I'm going to do something with loljs
loljs is a pretty rubbish LOLCODE to JavaScript translator I hacked together a few years ago before I really knew JavaScript. It really is rubbish, half the time it will crash on bad input and give absolutely no indication that it has done so. But according to traffic stats, people love it.
It hit the big time (sort of) after a (relatively) popular YouTube channel video used it for a "how to learn programming video".
lolcode is not a sensible way to learn to program. But it strikes me that it is a sensible way to learn some things about programming languages. lolcode has the nice pair of properties that it's powerful enough to express normal programming constructs while being small enough to be able to keep the whole language's structure in your head at once. It's also amusing.
I would like to relaunch loljs as:
- A more robust compiler/runtime.
- A well featured text editor.
- Something to visualise the relationship between the lolcode and the way a compiler sees it.
I have started writing the compiler using Jison, instead of the rubbish and buggy hand-written parser I had before. I am currently working down the route of interpreting the resulting tree instead of translating it to JS, as this gives a bit more runtime control and better error feedback. It's also easier and more fun than messing around with creating strings of JavaScript code and having to worry about how safe they are and how we figure out relaying runtime errors back to the user.

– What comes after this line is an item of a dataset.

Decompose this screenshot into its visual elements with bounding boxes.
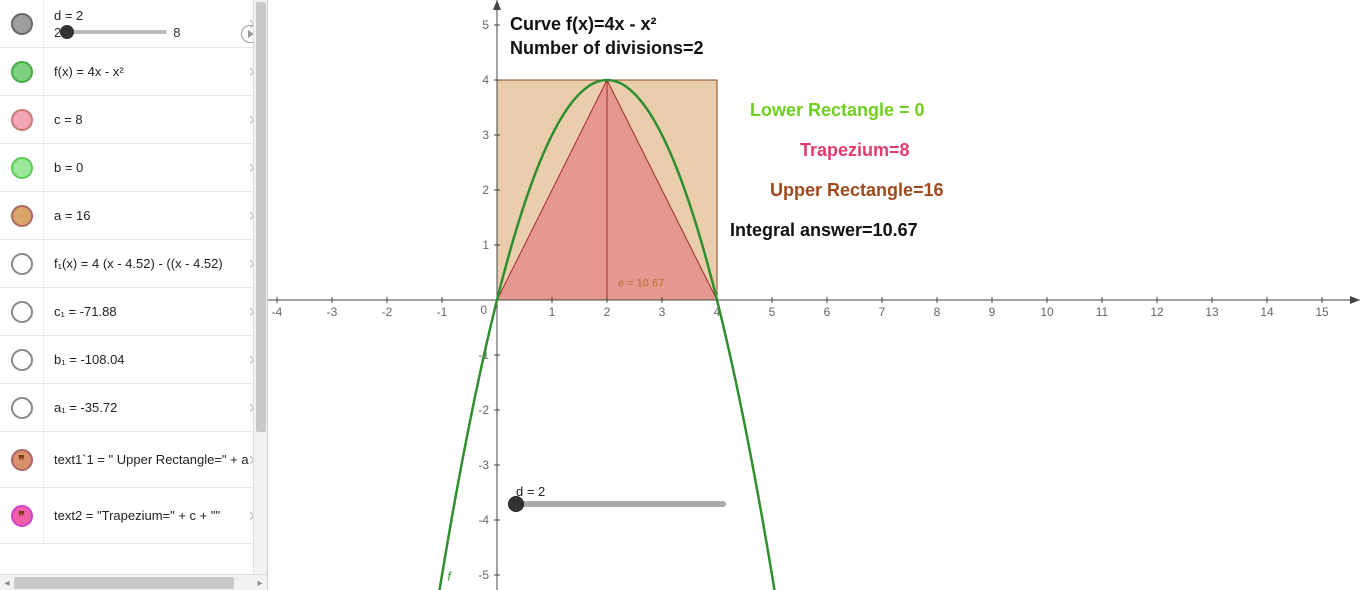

For the text editor I'll probably use CodeMirror and write a custom mode.
The third point needs more thought. I like the idea of being able to hover over blocks of code and see some representation of the syntax tree for that fragment. The first version will probably just show some nicely formatted JSON, but I wonder if something clever could be done with Canvas to display a real, explorable tree.
I am only working on this in my free time, so it might take a while.